Son appartement au Maroc est fixé à 120 000 euros : elle doit 60 000 euros à son ex aux Pays-Bas
Une femme contestait les 60 000 euros réclamés par son ex pour un appartement au Maroc. Mais elle n’a pas suffisamment démontré avoir fait établir une autre valeur dans le délai accordé. La justice néerlandaise applique donc le montant prévu : 120 000 euros.
Le couple, aujourd’hui divorcé, avait notamment à partager son ancien logement familial aux Pays-Bas ainsi qu’un appartement et son mobilier situés au Maroc. Les biens marocains peuvent compliquer considérablement le partage après un divorce, notamment lorsque leur transfert ou leur évaluation dépend de démarches à effectuer au Maroc.

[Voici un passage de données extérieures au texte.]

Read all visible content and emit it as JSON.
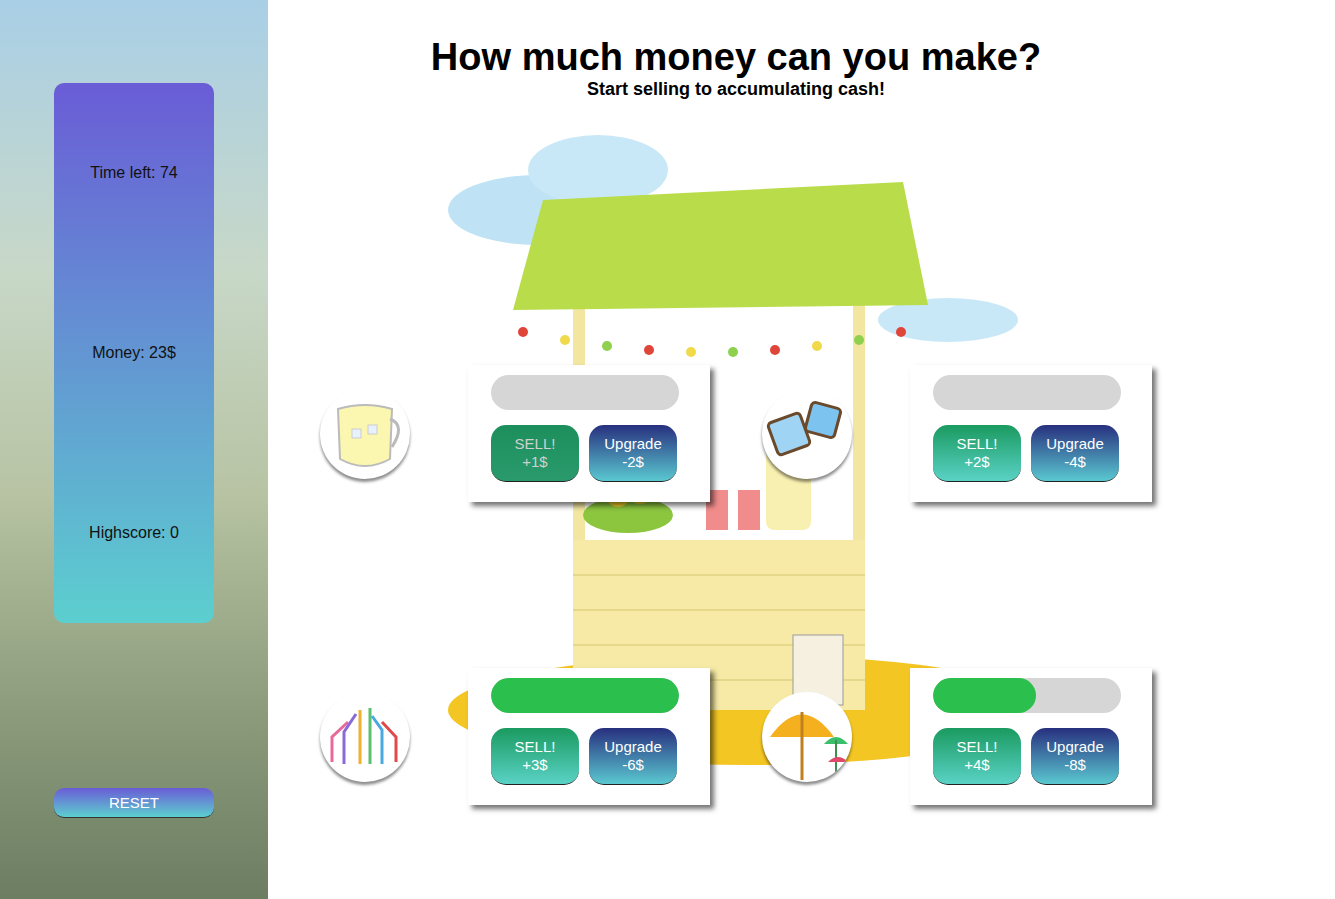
{
  "title": "How much money can you make?",
  "subtitle": "Start selling to accumulating cash!",
  "stats": [
    "Time left: 74",
    "Money: 23$",
    "Highscore: 0"
  ],
  "reset_button": "RESET",
  "items": [
    {
      "kind": "pitcher",
      "level": 0,
      "pressed": true,
      "sell_label": "SELL!",
      "sell_amount": "+1$",
      "upgrade_label": "Upgrade",
      "upgrade_cost": "-2$"
    },
    {
      "kind": "ice",
      "level": 0,
      "pressed": false,
      "sell_label": "SELL!",
      "sell_amount": "+2$",
      "upgrade_label": "Upgrade",
      "upgrade_cost": "-4$"
    },
    {
      "kind": "straws",
      "level": 1,
      "pressed": false,
      "sell_label": "SELL!",
      "sell_amount": "+3$",
      "upgrade_label": "Upgrade",
      "upgrade_cost": "-6$"
    },
    {
      "kind": "umbrella",
      "level": 0.55,
      "pressed": false,
      "sell_label": "SELL!",
      "sell_amount": "+4$",
      "upgrade_label": "Upgrade",
      "upgrade_cost": "-8$"
    }
  ]
}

En octobre 2024, la cour d’appel d’Amsterdam avait fixé une procédure précise pour régler le sort de cet appartement. Les deux ex-époux disposaient de deux mois pour faire déterminer sa valeur actuelle, libre de toute location et occupation, ainsi que celle du mobilier.
L’expertise devait être confiée à une personne choisie conjointement. Faute d’accord, l’expert devait être désigné par un notaire à Berkane lors de l’acquisition de l’appartement, ou par son successeur.
Sur Bladi.net : Divorce de deux MRE : où sont passés les 1,4 million d’euros ?
La cour avait surtout prévu une conséquence très précise si la femme ne coopérait pas dans les deux mois : l’appartement et son mobilier seraient alors valorisés à 120 000 euros. Le bien lui étant attribué, elle devrait en verser la moitié à son ex, soit 60 000 euros.
Les deux mois passent, les 120 000 euros s’imposent
Le délai a largement expiré sans qu’une autre valeur soit suffisamment établie. En mai 2026, la femme a donc été condamnée par défaut à payer les 60 000 euros. Elle a contesté ce jugement.
Mais le tribunal d’Amsterdam estime que la décision de 2024 était claire. Si elle souhaitait faire retenir une valeur inférieure à 120 000 euros, il lui appartenait d’entreprendre les démarches nécessaires dans le délai prévu.
Ses arguments sur le rôle du notaire au Maroc et sur ce qui avait été discuté lors de la procédure d’appel ne changent pas cette conclusion. La justice considère qu’elle n’a pas suffisamment démontré avoir pris les mesures permettant d’obtenir une autre estimation, ressort-il de la décision du tribunal d’Amsterdam rendue le 23 juillet et publiée le 4 août 2026.
Le tribunal maintient donc la valeur de 120 000 euros prévue pour l’appartement et son mobilier. La femme doit verser 60 000 euros à son ex, avec les intérêts légaux jusqu’au paiement intégral. Cette dette pourra notamment être compensée avec ce qu’elle doit recevoir de la plus-value lors de la vente de leur ancien logement familial aux Pays-Bas.
Elle est également condamnée à 1782,13 euros de frais de procédure. Le juge déroge ainsi à l’usage consistant à laisser chaque ex-conjoint supporter ses propres frais, en raison de son manque persistant de coopération dans le partage des biens.